In 1842, Rosmini had withdrawn all Rosminian brethren from Prior Park and decided to establish a new foundation in Leicestershire. Lady Mary abandoned Bath and turned her attention to Loughborough as the new centre of Rosminian work in England. In 1843, Lady Mary moved to Loughborough into Paget’s House on Woodgate. The house has space for 6-8 Sisters, Lady Mary’s own apartment and a room used as a chapel for daily mass. The picture below shows Paget house, later called Tudor Mansions on Woodgate before it was knocked down in the 1990s. The first two sisters, Sister Maria Francesca Parea and Sister Maria Anastasia Samonini, arrived from Italy in mid-October 1843 to join Lady Mary. The convent took on their first two English postulants, a widow and a young girl, who took the habit in 1844.
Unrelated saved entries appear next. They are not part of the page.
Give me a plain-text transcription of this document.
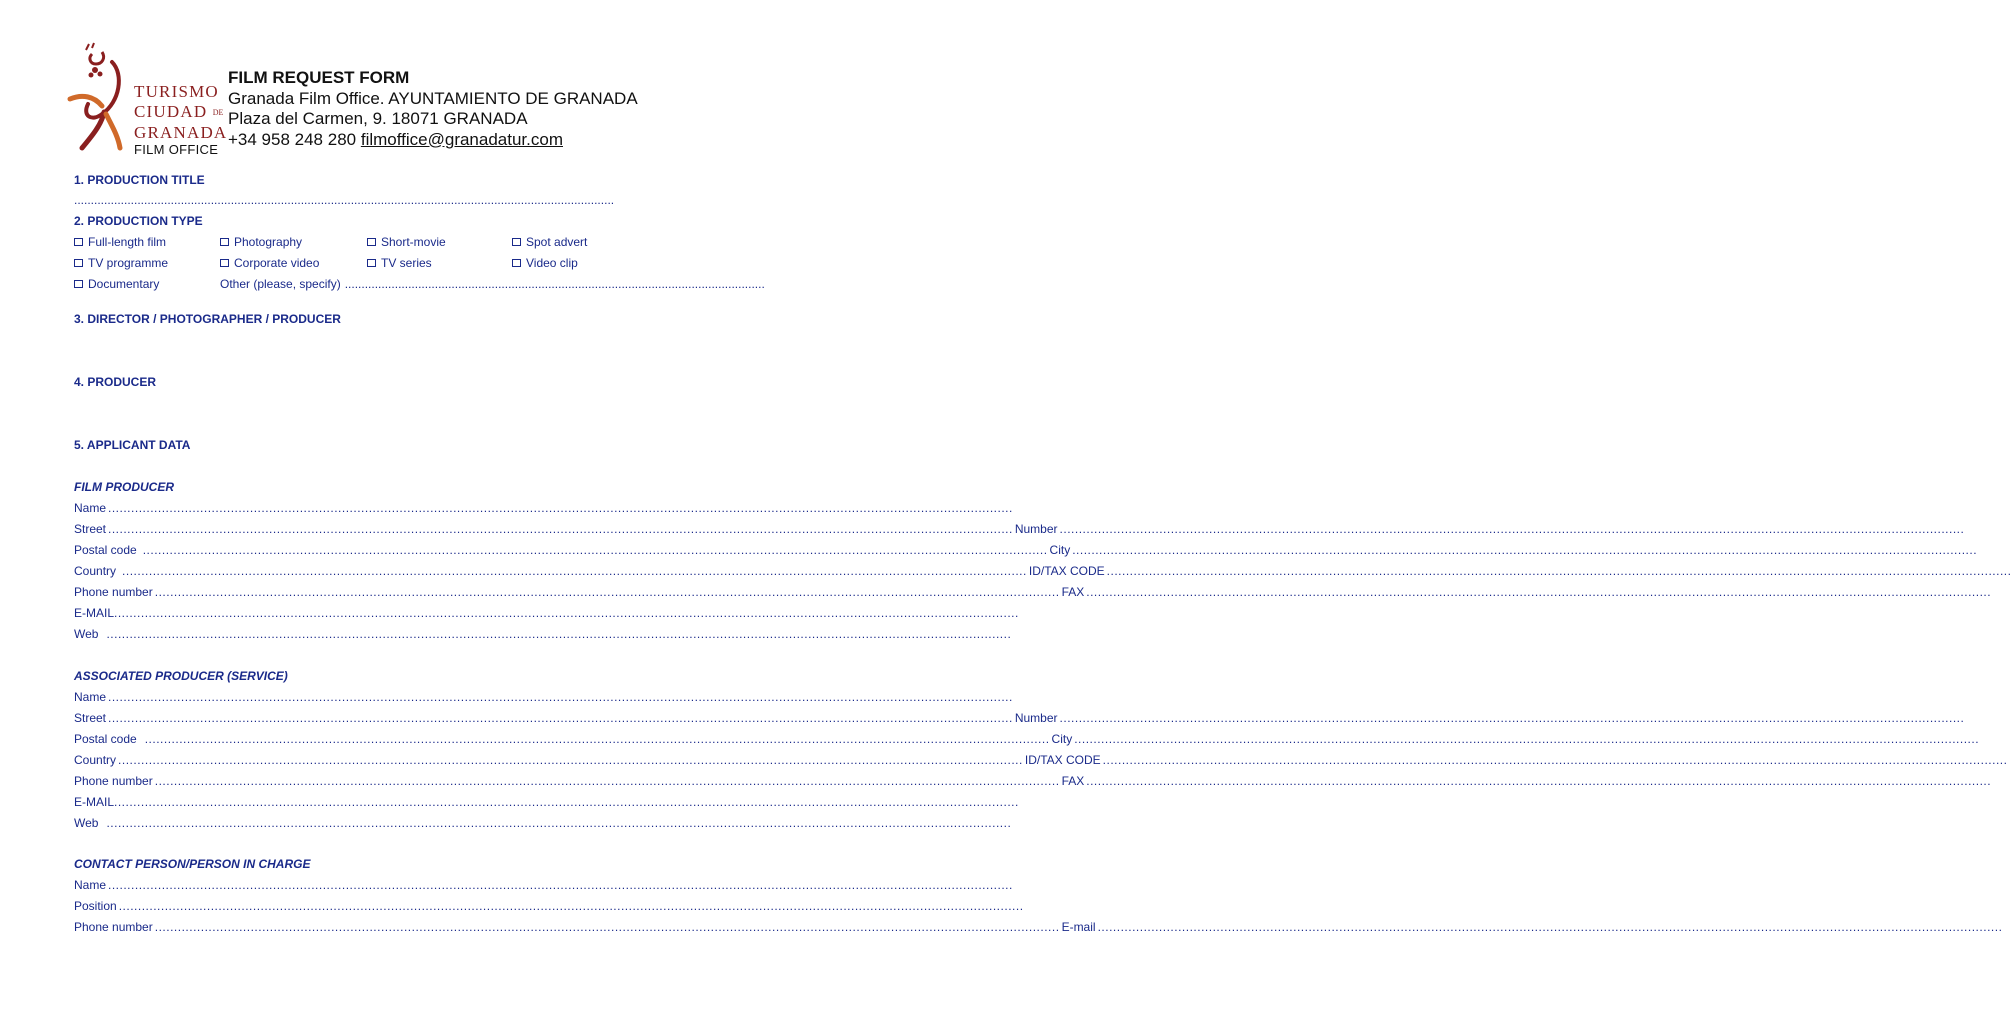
TURISMO
CIUDAD DE
GRANADA
FILM OFFICE
FILM REQUEST FORM
Granada Film Office. AYUNTAMIENTO DE GRANADA
Plaza del Carmen, 9. 18071 GRANADA
+34 958 248 280 filmoffice@granadatur.com
1. PRODUCTION TITLE
..................................................................................................................................................................
2. PRODUCTION TYPE
Full-length film	Photography	Short-movie	Spot advert
TV programme	Corporate video	TV series	Video clip
Documentary	Other (please, specify) ..............................................................................................................................
3. DIRECTOR / PHOTOGRAPHER / PRODUCER
4. PRODUCER
5. APPLICANT DATA
FILM PRODUCER
Name
.....
Street .....	Number
.....
Postal code .....	City
.....
Country .....	ID/TAX CODE
.....
Phone number .....	FAX
.....
E-MAIL
.....
Web
.....
ASSOCIATED PRODUCER (SERVICE)
Name
.....
Street .....	Number
.....
Postal code .....	City
.....
Country .....	ID/TAX CODE
.....
Phone number .....	FAX
.....
E-MAIL
.....
Web
.....
CONTACT PERSON/PERSON IN CHARGE
Name
.....
Position
.....
Phone number .....	E-mail
.....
Lady Mary established a school within this house, adapting the stables and coach house into classrooms. Lessons were given by Mrs Moon and some by Lady Mary herself. The nuns then formally took charge of the school in March 1844, becoming the first religious sisters to run a Catholic day school in England in the 19th century. From then, the school and convent continued to grow and thrive and not long after, a convent was established at Gray street, and the school moved there also. Despite establishing the convent and school, Lady Mary unfortunately didn’t live long enough to see its further development and move to Gray Street as she died in 1845. Lady Mary left money to continue her work in Loughborough and instructions to be buried at nearby Ratcliffe College

1845 saw the arrival of our second significant woman for LAS, Mary Amherst (Sister Mary Agnes) (1824-1860). Mary was the daughter of William Kerril Amherst from Essex and Mary Louisa Turville-Fortescue of Bosworth Hall, Leicestershire. The family hailed from recusant families, with several of her siblings joining the church including her brother Francis who later became Roman Catholic Bishop of Nottingham. In the late 1830s, the Amherst family moved to Fieldgate House in Kenilworth, where in 1840, they commissioned renowned architect Augustus Pugin to build St Augustine’s Church so they could have a place of Catholic worship within the community. Mary became engaged to Pugin in 1844, after the death of his first wife, however the engagement was broken off when Mary entered the Order of Rosminian Sisters of Providence in 1845. In 1854, she became the first Superior in England of the Order. It is believed that Mary Amherst gave her dowry to the school, allowing them to establish Our Lady’s Convent School which formally opened in 1850. Today, the work of Lady Mary Arundel and the Sisters lives on as Loughborough Amherst School.